My guest on today's podcast is Luna Jaffe. Luna is the founder of Lunaria Financial, an advisory firm in Portland, Oregon that oversees nearly $55 million of assets under management for 100 client households.
What's unique about Luna, though, is that in an effort to solve the challenge of building an advisory practice that ends out with minimums too high to work with everyone, she launched the Sacred Money Studios & Prosperity Pie Shoppe, an actual pie shop across the street from her advisory firm office that offers low-cost financial education programs on budgeting and what Luna calls her Wild Money process.
In this episode, we talk in-depth about what Luna has learned in trying to expand the reach of financial education through a retail store. Why she ultimately decided to charge a standalone fee for each money class instead of an ongoing membership fee, the budgeting philosophy in the Wild Money process she teaches that she has found resonates with those seeking help with their finances, and the real-world challenges that come with opening up a retail store that has to manage retail employees.
We also talk about Luna's own advisory firm. Her unique year-long financial planning process that can run up to 18 meetings by incrementally helping clients implement changes step by step along the way, the exercises she uses from mind mapping to vision cards she created to having clients write a love letter to their money, how Luna integrates the eMoney Advisor portal into her somewhat non-traditional process, why the firm uses the You Need a Budget, YNAB tool to help clients actually change their spending behaviors and the flat fee structure that Luna adopted to ensure she is properly compensated for her time-intensive planning process.

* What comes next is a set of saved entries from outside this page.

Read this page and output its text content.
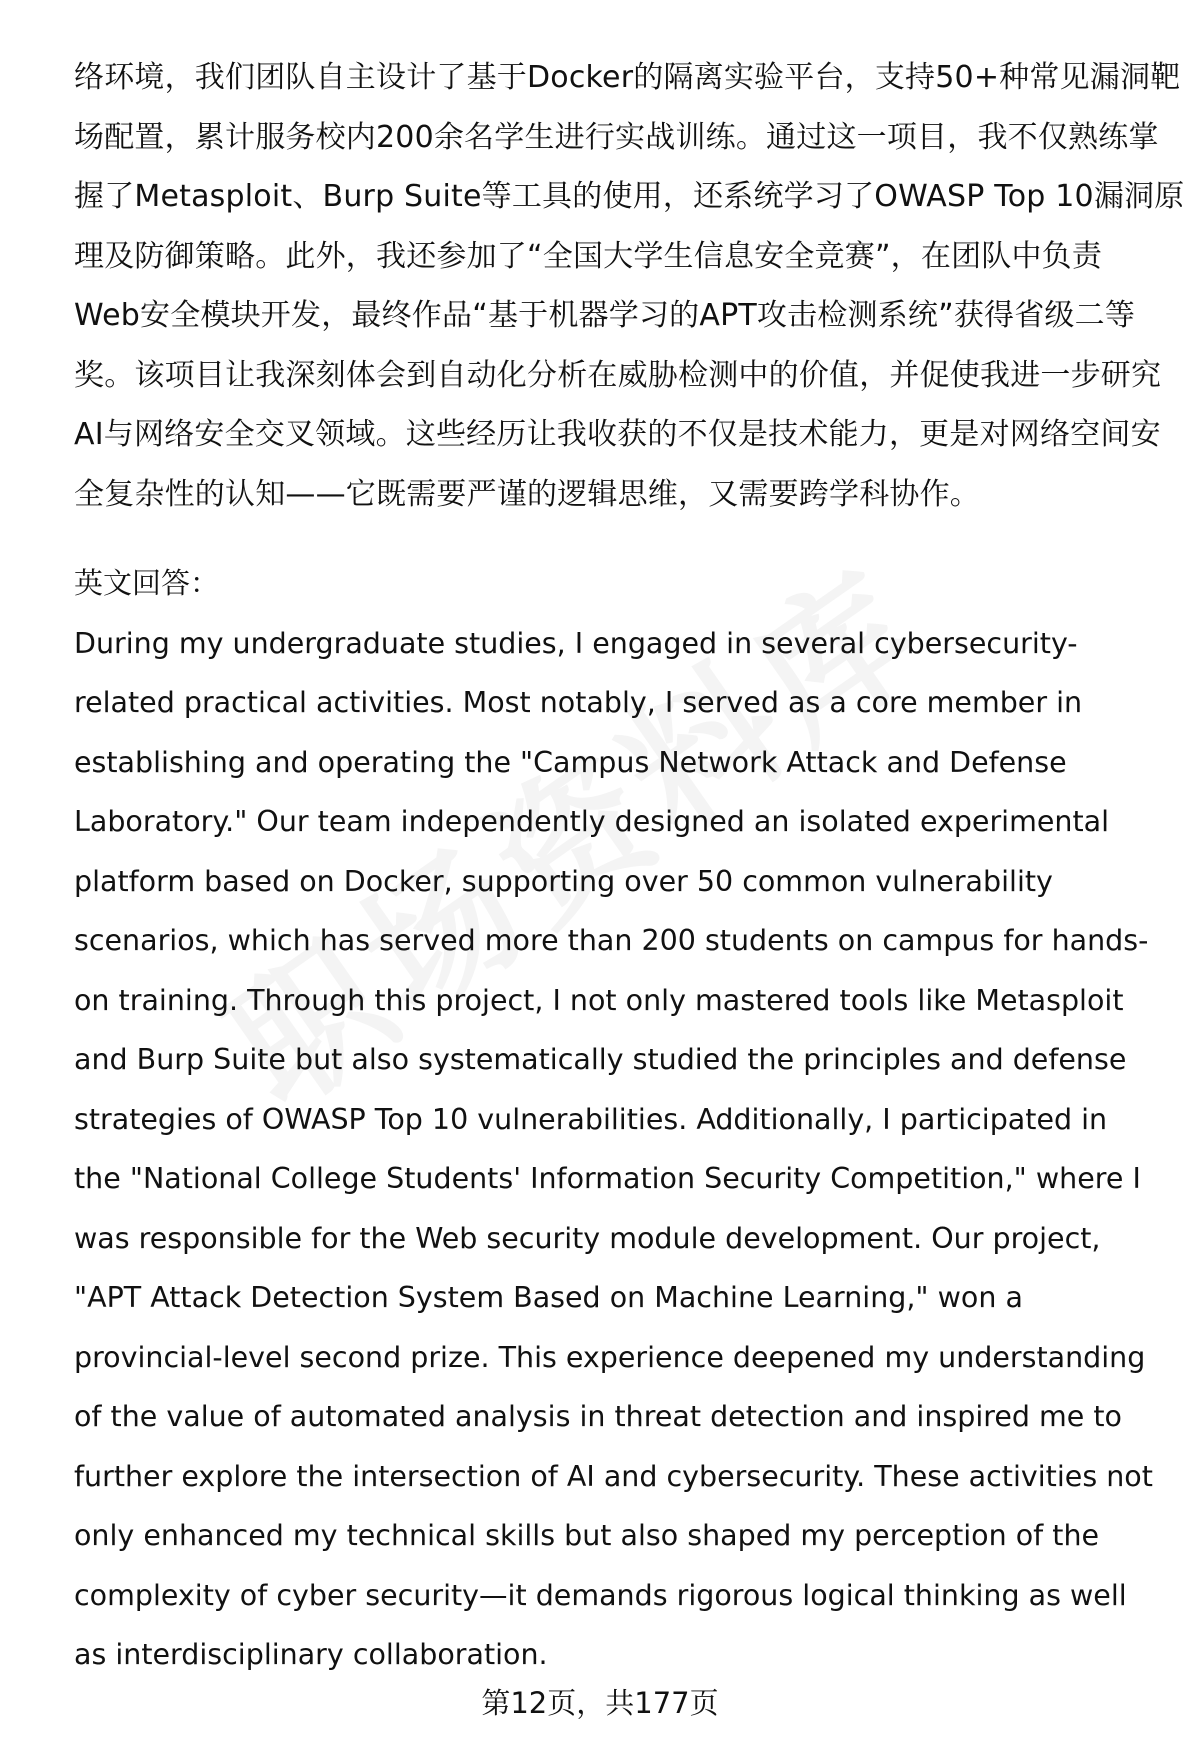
络环境，我们团队自主设计了基于Docker的隔离实验平台，支持50+种常见漏洞靶
场配置，累计服务校内200余名学生进行实战训练。通过这一项目，我不仅熟练掌
握了Metasploit、Burp Suite等工具的使用，还系统学习了OWASP Top 10漏洞原
理及防御策略。此外，我还参加了“全国大学生信息安全竞赛”，在团队中负责
Web安全模块开发，最终作品“基于机器学习的APT攻击检测系统”获得省级二等
奖。该项目让我深刻体会到自动化分析在威胁检测中的价值，并促使我进一步研究
AI与网络安全交叉领域。这些经历让我收获的不仅是技术能力，更是对网络空间安
全复杂性的认知——它既需要严谨的逻辑思维，又需要跨学科协作。
英文回答：
During my undergraduate studies, I engaged in several cybersecurity-
related practical activities. Most notably, I served as a core member in
establishing and operating the "Campus Network Attack and Defense
Laboratory." Our team independently designed an isolated experimental
platform based on Docker, supporting over 50 common vulnerability
scenarios, which has served more than 200 students on campus for hands-
on training. Through this project, I not only mastered tools like Metasploit
and Burp Suite but also systematically studied the principles and defense
strategies of OWASP Top 10 vulnerabilities. Additionally, I participated in
the "National College Students' Information Security Competition," where I
was responsible for the Web security module development. Our project,
"APT Attack Detection System Based on Machine Learning," won a
provincial-level second prize. This experience deepened my understanding
of the value of automated analysis in threat detection and inspired me to
further explore the intersection of AI and cybersecurity. These activities not
only enhanced my technical skills but also shaped my perception of the
complexity of cyber security—it demands rigorous logical thinking as well
as interdisciplinary collaboration.
第12页，共177页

And be certain to listen to the end, where Luna shares why despite the retail challenges, she hopes to ultimately take on investors and expand the reach of Sacred Money Studios, the additional challenge she faced when she decided to break away from Edward Jones to start her own independent firm, and why her biggest tip to other advisors is the importance of finding a mentor, not just one who will listen to you, but one who will pull you forward into what you can really become.